Hábitos simples, como evitar abrir e-mails de spam para evitar a instalação automática de programas maliciosos nos computadores, são fundamentais para a cibersegurança. Por isso, os setores público e privado da Estônia começaram a entender que ter funcionários treinados em higiene cibernética é a melhor maneira de manter os computadores seguros, sem a necessidade de soluções caras em softwares e hardwares de prevenção.

Hoje, diversos órgãos do Governo e empresas estonianas têm o hábito de aplicar testes sobre higiene cibernética para avaliar o nível de conhecimento de seus colaboradores. Além disso, a Estônia quer que esse conhecimento seja parte da rotina da próxima geração de líderes de negócios. Alguns cursos superiores, como o MBA em Sociedade Digital da Estonian Business School (EBS), já contam com a higiene cibernética no currículo. A ideia é tornar as empresas mais seguras por meio do treinamento de todos os colaboradores — incluindo gerentes e CEOs.

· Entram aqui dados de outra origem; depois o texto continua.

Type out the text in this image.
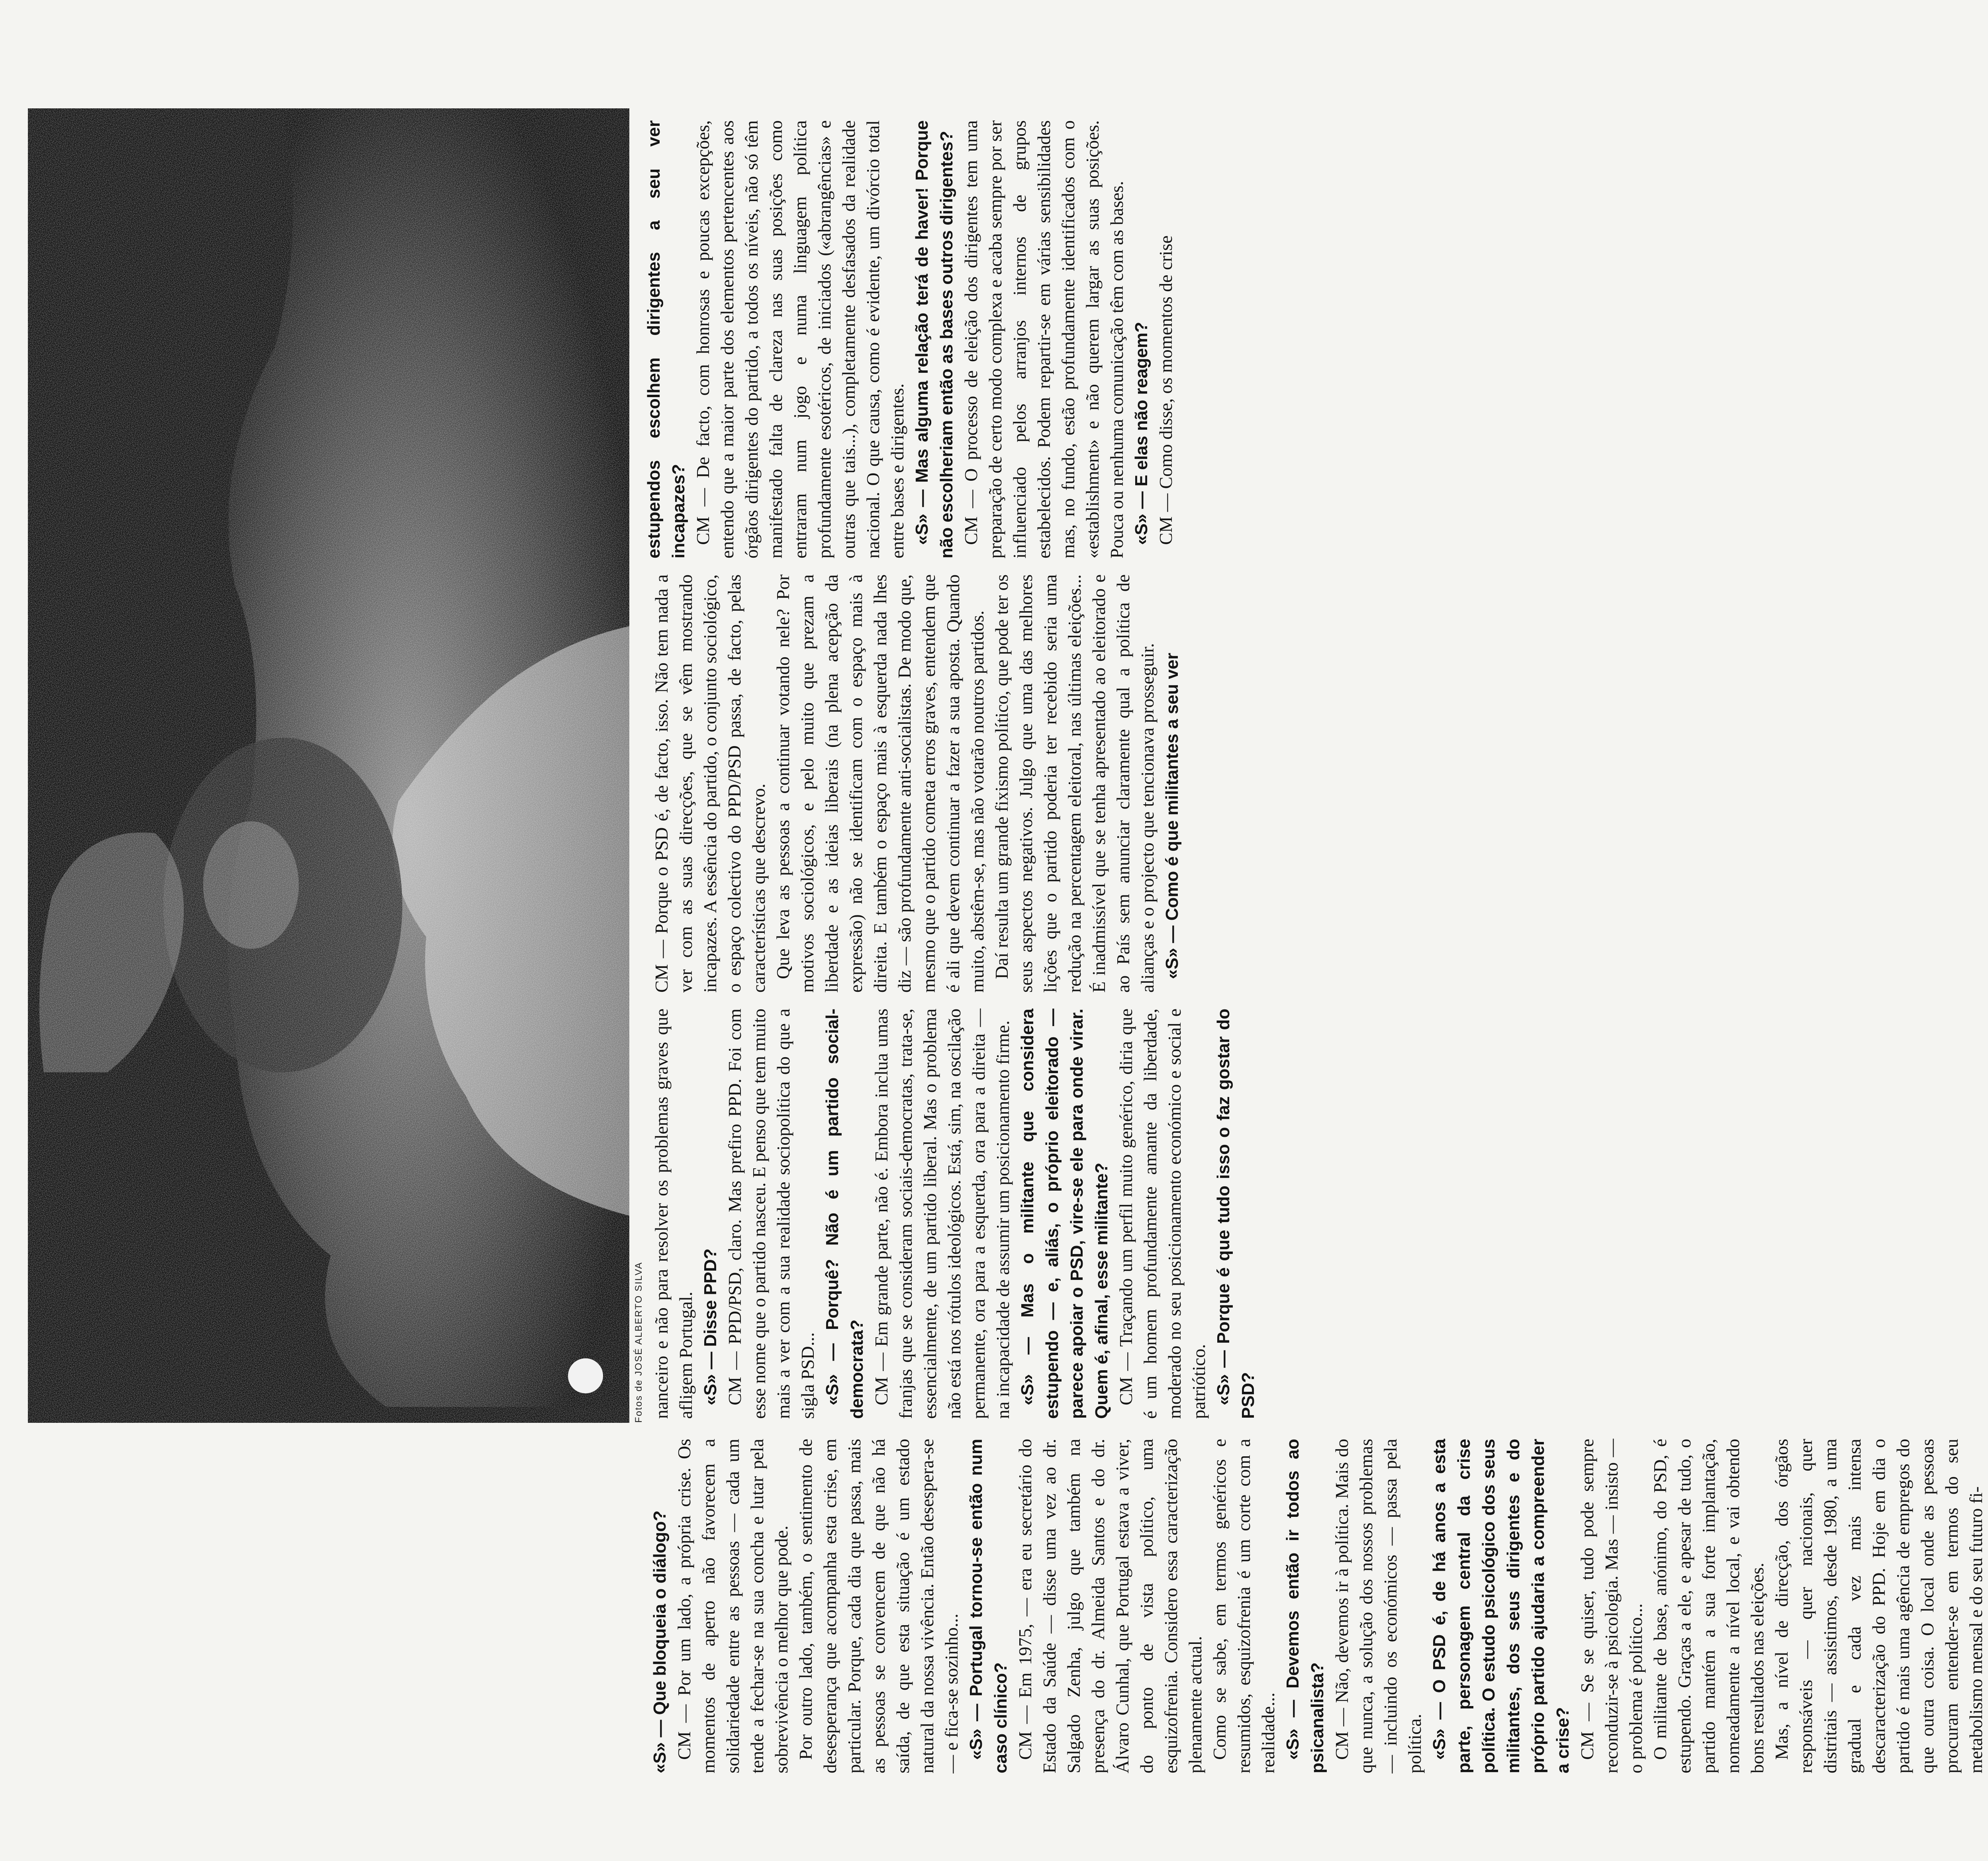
Fotos de JOSÉ ALBERTO SILVA

«S» — Que bloqueia o diálogo? CM — Por um lado, a própria crise. Os momentos de aperto não favorecem a solidariedade entre as pessoas — cada um tende a fechar-se na sua concha e lutar pela sobrevivência o melhor que pode. Por outro lado, também, o sentimento de desesperança que acompanha esta crise, em particular. Porque, cada dia que passa, mais as pessoas se convencem de que não há saída, de que esta situação é um estado natural da nossa vivência. Então desespera-se — e fica-se sozinho... «S» — Portugal tornou-se então num caso clínico? CM — Em 1975, — era eu secretário do Estado da Saúde — disse uma vez ao dr. Salgado Zenha, julgo que também na presença do dr. Almeida Santos e do dr. Álvaro Cunhal, que Portugal estava a viver, do ponto de vista político, uma esquizofrenia. Considero essa caracterização plenamente actual. Como se sabe, em termos genéricos e resumidos, esquizofrenia é um corte com a realidade... «S» — Devemos então ir todos ao psicanalista? CM — Não, devemos ir à política. Mais do que nunca, a solução dos nossos problemas — incluindo os económicos — passa pela política. «S» — O PSD é, de há anos a esta parte, personagem central da crise política. O estudo psicológico dos seus militantes, dos seus dirigentes e do próprio partido ajudaria a compreender a crise? CM — Se se quiser, tudo pode sempre reconduzir-se à psicologia. Mas — insisto — o problema é político... O militante de base, anónimo, do PSD, é estupendo. Graças a ele, e apesar de tudo, o partido mantém a sua forte implantação, nomeadamente a nível local, e vai obtendo bons resultados nas eleições. Mas, a nível de direcção, dos órgãos responsáveis — quer nacionais, quer distritais — assistimos, desde 1980, a uma gradual e cada vez mais intensa descaracterização do PPD. Hoje em dia o partido é mais uma agência de empregos do que outra coisa. O local onde as pessoas procuram entender-se em termos do seu metabolismo mensal e do seu futuro fi-

nanceiro e não para resolver os problemas graves que afligem Portugal. «S» — Disse PPD? CM — PPD/PSD, claro. Mas prefiro PPD. Foi com esse nome que o partido nasceu. E penso que tem muito mais a ver com a sua realidade sociopolítica do que a sigla PSD... «S» — Porquê? Não é um partido social-democrata? CM — Em grande parte, não é. Embora inclua umas franjas que se consideram sociais-democratas, trata-se, essencialmente, de um partido liberal. Mas o problema não está nos rótulos ideológicos. Está, sim, na oscilação permanente, ora para a esquerda, ora para a direita — na incapacidade de assumir um posicionamento firme. «S» — Mas o militante que considera estupendo — e, aliás, o próprio eleitorado — parece apoiar o PSD, vire-se ele para onde virar. Quem é, afinal, esse militante? CM — Traçando um perfil muito genérico, diria que é um homem profundamente amante da liberdade, moderado no seu posicionamento económico e social e patriótico. «S» — Porque é que tudo isso o faz gostar do PSD?

CM — Porque o PSD é, de facto, isso. Não tem nada a ver com as suas direcções, que se vêm mostrando incapazes. A essência do partido, o conjunto sociológico, o espaço colectivo do PPD/PSD passa, de facto, pelas características que descrevo. Que leva as pessoas a continuar votando nele? Por motivos sociológicos, e pelo muito que prezam a liberdade e as ideias liberais (na plena acepção da expressão) não se identificam com o espaço mais à direita. E também o espaço mais à esquerda nada lhes diz — são profundamente anti-socialistas. De modo que, mesmo que o partido cometa erros graves, entendem que é ali que devem continuar a fazer a sua aposta. Quando muito, abstêm-se, mas não votarão noutros partidos. Daí resulta um grande fixismo político, que pode ter os seus aspectos negativos. Julgo que uma das melhores lições que o partido poderia ter recebido seria uma redução na percentagem eleitoral, nas últimas eleições... É inadmissível que se tenha apresentado ao eleitorado e ao País sem anunciar claramente qual a política de alianças e o projecto que tencionava prosseguir. «S» — Como é que militantes a seu ver

estupendos escolhem dirigentes a seu ver incapazes? CM — De facto, com honrosas e poucas excepções, entendo que a maior parte dos elementos pertencentes aos órgãos dirigentes do partido, a todos os níveis, não só têm manifestado falta de clareza nas suas posições como entraram num jogo e numa linguagem política profundamente esotéricos, de iniciados («abrangências» e outras que tais...), completamente desfasados da realidade nacional. O que causa, como é evidente, um divórcio total entre bases e dirigentes. «S» — Mas alguma relação terá de haver! Porque não escolheriam então as bases outros dirigentes? CM — O processo de eleição dos dirigentes tem uma preparação de certo modo complexa e acaba sempre por ser influenciado pelos arranjos internos de grupos estabelecidos. Podem repartir-se em várias sensibilidades mas, no fundo, estão profundamente identificados com o «establishment» e não querem largar as suas posições. Pouca ou nenhuma comunicação têm com as bases. «S» — E elas não reagem? CM — Como disse, os momentos de crise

As crianças estonianas são estimuladas a lidar com tecnologia desde cedo — Foto: Renee Altrov

…e preparar as novas gerações

Desde 1996, todas as escolas da Estônia possuem acesso à Internet e a maioria delas conta com laboratórios de informática. As crianças aprendem noções de programação desde a pré-escola, preparando o país para um futuro totalmente tecnológico. “Somos uma geração de pessoas que teve contato precoce com a internet e os computadores”, diz Siim Sikkut, CIO da Estônia e responsável pela segurança cibernética do país.

Como resultado, o país tem uma população com experiência digital. “Mesmo se acabarmos entrando em carreiras diferentes, podemos nos transferir para empregos relacionados à tecnologia”, diz Sikkut. Em muitos casos, são realizados também treinamentos — e retreinamentos — para adultos. Isso também deverá contribuir para melhores hábitos de segurança cibernética.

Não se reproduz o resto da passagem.